A sketch of Esther Mendoza, wife of Daniel Mendoza. Courtesy of Liz Clarke. Used with permission.

It’s unlikely that we’ll find perfect answers to all of these questions, particularly in a pre-photography age like the late 18th century, when Daniel Mendoza was at the height of his boxing career. Some subjects offer a wealth of images. Some, like a number of the places Mendoza frequented in London, still exist today. I was able to work from current photographs of locations including Mendoza’s house in Paradise Row, the cemetery where he is buried, and the exterior of the White Hart Inn. We had several images of Mendoza himself to refer to, thanks to his celebrity status. We knew what he looked like at different points in his life, how tall he was and how much he weighed. We knew about his fighting style from newspaper reports, artwork, and from his own instructional writing.

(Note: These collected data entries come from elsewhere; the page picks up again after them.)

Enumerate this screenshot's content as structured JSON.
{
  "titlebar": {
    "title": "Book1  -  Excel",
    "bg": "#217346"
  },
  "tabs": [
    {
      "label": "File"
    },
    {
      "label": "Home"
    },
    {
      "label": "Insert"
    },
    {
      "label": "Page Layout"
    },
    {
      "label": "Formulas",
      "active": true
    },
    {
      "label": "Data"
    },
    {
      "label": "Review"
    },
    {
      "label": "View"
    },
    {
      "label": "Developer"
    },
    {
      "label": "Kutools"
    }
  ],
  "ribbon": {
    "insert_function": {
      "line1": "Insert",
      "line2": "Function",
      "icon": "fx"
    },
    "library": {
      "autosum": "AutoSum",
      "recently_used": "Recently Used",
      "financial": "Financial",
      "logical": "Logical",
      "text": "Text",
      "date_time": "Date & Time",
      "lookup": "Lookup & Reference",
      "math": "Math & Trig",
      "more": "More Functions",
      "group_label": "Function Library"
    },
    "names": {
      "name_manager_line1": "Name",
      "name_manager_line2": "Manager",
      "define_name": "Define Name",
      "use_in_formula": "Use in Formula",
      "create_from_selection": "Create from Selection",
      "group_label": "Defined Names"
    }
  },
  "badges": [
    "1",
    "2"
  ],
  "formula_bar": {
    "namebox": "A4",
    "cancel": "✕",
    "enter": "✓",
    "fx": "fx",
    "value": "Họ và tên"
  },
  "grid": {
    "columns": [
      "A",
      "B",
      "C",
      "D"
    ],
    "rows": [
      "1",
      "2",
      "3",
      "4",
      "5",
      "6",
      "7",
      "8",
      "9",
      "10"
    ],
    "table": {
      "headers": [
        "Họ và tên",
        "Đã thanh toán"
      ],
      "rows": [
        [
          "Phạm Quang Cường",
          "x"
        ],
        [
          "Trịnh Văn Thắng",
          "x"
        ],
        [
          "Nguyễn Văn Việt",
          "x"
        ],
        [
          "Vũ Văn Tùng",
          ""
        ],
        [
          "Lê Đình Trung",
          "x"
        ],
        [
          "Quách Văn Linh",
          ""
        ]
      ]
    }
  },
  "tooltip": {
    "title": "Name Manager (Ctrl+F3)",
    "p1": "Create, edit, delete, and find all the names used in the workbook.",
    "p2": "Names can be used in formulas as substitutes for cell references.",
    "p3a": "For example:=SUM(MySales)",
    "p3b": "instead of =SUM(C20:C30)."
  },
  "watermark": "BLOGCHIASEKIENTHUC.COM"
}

However, other subjects may not have been recorded in an image or even in a written description at the time. If records were made, they may not have survived. This means we have to cast the net wider. There are many sources of general information available that allow a lateral approach — records of people and places with shared characteristics, surviving artefacts and garments, artwork and documents from the time. There was nothing definite to work from in the case of Mendoza’s wife Esther, but we could ask what a woman like Mendoza’s wife would have looked like. How would a woman similar in age, class, and religion to Esther have dressed and worn her hair? We could then blend fact and imagination to arrive at a concept sketch of Esther, which allowed us to agree on how we would depict her.

processsteps

A page from Mendoza the Jew, showing the process from the sketch stage to the final piece. Courtesy of Liz Clarke. Used with permission.

Once we have enough information, each page is planned in detail. I’ll decide on the composition of the whole page, and of the contents of each panel on the page. There are choices to make about viewpoint (for example, if the scene is going to be presented from a low angle, looking up at it, or a high angle, looking down on it, which creates two very different effects), how to draw attention to the pivotal point in the scene, the characters’ body language and expressions, if they aren’t already defined by the script, and how to convey the themes of the book. This layout sketch is the most important stage in the illustration of a page.

Once the author has approved the sketch, I draw it in ink as line art and prepare this to be coloured digitally. Colour and the nature and direction of the light can also contribute to the storytelling. For example, the desaturated colours at the beginning of an exchange between Mendoza and Humphries, when Mendoza is not at his best, gradually become brighter and warmer by the end of the scene, as their verbal sparring restores Mendoza’s fighting spirit. The text comprising the narrative and dialogue is added to the art, and text boxes and speech bubbles are fitted to it. For Mendoza the Jew, we decided to use three different fonts. Two fonts with some resemblance to typefaces from the time period represented quotes from Mendoza’s autobiography and from a newspaper report of Mendoza’s match against Humphries in Doncaster, distinguishing the author’s words from Mendoza’s, and those of the reporter.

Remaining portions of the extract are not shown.